そこへ思いがけないことが起る。藩のお家騒動のあおりで、反主流派の剣術使いを暗殺するようにとの話が清兵衛のもとへ舞い込んでくる。清兵衛は朋江にしつこくつきまとう前夫を決闘の場でうちのめしていたのであるが、それが藩の上層部に聞こえ、腕を買われて暗殺役を命じられたのである。この任務に成功すれば身分も禄高も上げてやるといわれた清兵衛は、やっと一人前の武士になれるという期待を抱く。そうなれば愛する朋江を妻に迎えることができる。

かくして清兵衛は、任務に赴くに先立って、朋江に思いを打ち明ける。自分がこの任務を果たして無事戻ってきたら、その時には自分の妻になってくれるだろうかと。だが、朋江は苦しそうな表情で答える。あなたがわたしを受け入れてくださらないと知って、自分はすでに他の縁談を了承してしまいました、と。清兵衛は心が乱れる。朋江を妻にできないのなら、何のために無益な人殺しをせねばならぬのか。

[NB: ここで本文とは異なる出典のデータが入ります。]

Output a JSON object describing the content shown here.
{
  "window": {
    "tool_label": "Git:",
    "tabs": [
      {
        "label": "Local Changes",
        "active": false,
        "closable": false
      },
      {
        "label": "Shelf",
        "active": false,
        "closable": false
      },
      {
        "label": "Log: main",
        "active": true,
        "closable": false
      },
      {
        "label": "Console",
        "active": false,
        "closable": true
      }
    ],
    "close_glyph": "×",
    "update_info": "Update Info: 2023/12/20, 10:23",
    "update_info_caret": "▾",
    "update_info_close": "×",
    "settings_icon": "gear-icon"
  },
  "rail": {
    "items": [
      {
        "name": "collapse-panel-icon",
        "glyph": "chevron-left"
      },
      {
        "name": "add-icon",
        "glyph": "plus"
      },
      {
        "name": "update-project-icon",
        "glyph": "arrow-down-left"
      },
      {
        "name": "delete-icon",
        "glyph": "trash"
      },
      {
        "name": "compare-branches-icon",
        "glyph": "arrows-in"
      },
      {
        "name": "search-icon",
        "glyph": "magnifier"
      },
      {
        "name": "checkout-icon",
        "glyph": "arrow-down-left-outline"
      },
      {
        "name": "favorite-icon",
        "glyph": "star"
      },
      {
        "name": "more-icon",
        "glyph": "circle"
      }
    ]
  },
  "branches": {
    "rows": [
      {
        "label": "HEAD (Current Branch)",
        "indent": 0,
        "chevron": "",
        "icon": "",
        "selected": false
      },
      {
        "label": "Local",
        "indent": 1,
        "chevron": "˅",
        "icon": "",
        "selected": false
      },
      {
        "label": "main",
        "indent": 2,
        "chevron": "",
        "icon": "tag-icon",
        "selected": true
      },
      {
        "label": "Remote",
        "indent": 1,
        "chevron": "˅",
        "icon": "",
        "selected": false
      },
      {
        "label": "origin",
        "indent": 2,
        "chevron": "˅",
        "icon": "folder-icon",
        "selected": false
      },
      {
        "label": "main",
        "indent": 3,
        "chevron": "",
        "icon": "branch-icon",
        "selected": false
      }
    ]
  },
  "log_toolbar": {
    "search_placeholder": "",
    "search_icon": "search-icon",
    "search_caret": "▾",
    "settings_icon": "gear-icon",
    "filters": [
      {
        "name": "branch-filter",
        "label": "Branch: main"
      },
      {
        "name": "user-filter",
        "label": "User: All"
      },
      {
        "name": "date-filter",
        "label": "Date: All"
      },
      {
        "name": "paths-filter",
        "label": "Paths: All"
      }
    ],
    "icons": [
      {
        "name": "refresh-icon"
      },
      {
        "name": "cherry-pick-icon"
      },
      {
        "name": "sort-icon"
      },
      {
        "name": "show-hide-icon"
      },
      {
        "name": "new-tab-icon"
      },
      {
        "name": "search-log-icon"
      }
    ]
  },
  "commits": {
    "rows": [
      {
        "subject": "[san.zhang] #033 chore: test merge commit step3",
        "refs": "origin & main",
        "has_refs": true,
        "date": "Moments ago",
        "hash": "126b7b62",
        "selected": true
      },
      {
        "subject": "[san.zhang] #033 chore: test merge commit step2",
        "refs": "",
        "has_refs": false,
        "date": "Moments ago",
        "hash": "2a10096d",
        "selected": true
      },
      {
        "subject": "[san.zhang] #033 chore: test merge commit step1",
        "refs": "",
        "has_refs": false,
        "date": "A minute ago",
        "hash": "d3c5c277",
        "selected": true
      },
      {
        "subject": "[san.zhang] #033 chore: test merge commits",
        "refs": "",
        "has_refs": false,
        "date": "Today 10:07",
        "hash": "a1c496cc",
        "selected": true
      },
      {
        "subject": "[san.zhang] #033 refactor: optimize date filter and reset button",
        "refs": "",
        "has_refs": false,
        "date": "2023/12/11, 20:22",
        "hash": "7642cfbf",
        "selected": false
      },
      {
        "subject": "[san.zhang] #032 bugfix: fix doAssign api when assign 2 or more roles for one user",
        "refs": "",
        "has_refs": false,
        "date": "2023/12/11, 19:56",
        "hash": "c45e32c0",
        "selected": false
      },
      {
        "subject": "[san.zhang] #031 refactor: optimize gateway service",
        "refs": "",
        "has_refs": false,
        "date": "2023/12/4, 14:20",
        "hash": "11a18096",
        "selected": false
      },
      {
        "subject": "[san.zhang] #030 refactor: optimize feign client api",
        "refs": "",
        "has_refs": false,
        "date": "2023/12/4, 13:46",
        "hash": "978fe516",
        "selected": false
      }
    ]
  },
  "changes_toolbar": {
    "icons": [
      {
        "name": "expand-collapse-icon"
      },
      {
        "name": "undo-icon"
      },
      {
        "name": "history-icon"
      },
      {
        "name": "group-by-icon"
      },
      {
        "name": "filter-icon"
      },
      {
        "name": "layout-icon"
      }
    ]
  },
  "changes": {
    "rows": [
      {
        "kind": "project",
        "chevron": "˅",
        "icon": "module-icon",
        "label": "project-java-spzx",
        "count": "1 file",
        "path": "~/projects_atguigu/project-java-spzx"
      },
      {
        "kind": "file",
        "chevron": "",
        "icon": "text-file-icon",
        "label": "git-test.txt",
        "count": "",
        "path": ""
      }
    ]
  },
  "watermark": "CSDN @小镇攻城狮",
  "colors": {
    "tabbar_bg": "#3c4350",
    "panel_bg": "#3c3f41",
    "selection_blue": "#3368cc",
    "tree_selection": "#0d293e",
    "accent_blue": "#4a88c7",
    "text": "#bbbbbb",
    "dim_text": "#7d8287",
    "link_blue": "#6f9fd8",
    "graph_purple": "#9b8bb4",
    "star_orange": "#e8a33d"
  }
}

乱れた心で出立する清兵衛に向かって朋江は言う。どうかご無事で、ご武運を心からお祈りします、と。武家の女なら誰しも小さな頃から心に刻み込んできた言葉だろう。だが、剣術使いと対面した清兵衛には、もはや任務のことなど頭にない。行きがかり次第では、相手を逃がしてやるつもりでいる。ところが、相手はふとしたことから逆上し、剣を抜いて切りかかってくる。清兵衛はやむをえず応酬し、相手を切り殺してしまう。

任務を果たした形の清兵衛が満身創痍の状態で家に戻ってくると、思いがけず朋江が待っていた。彼女が先ほど、ご武運をお祈りします、と言ったのは、あなたが生きて戻ってこられるのをお待ちしています、という意味だったのだ。かくして二人はめでたく結ばれるというのがこの映画の筋書きである。この筋書きは藤沢周平の短編小説をもとにしているそうであるが、何本かをつなぎ合わせて構成したというので、ほぼ山田のアイデアといってよいのではないか。彼は藤沢の小説のプロットをかなり自由に用いながら、日本人男女の恋愛物語を、徳川時代の昔に設定して描きあげたわけだ。

宮沢りえが、いかにも日本女性の芯の強さを演じていたのが印象的だ。この映画の中の彼女を見て、筆者も非常に感心した。彼女には、いまの若い女性には見られなくなった、日本人女性の伝統的な雰囲気を感じさせるところがある。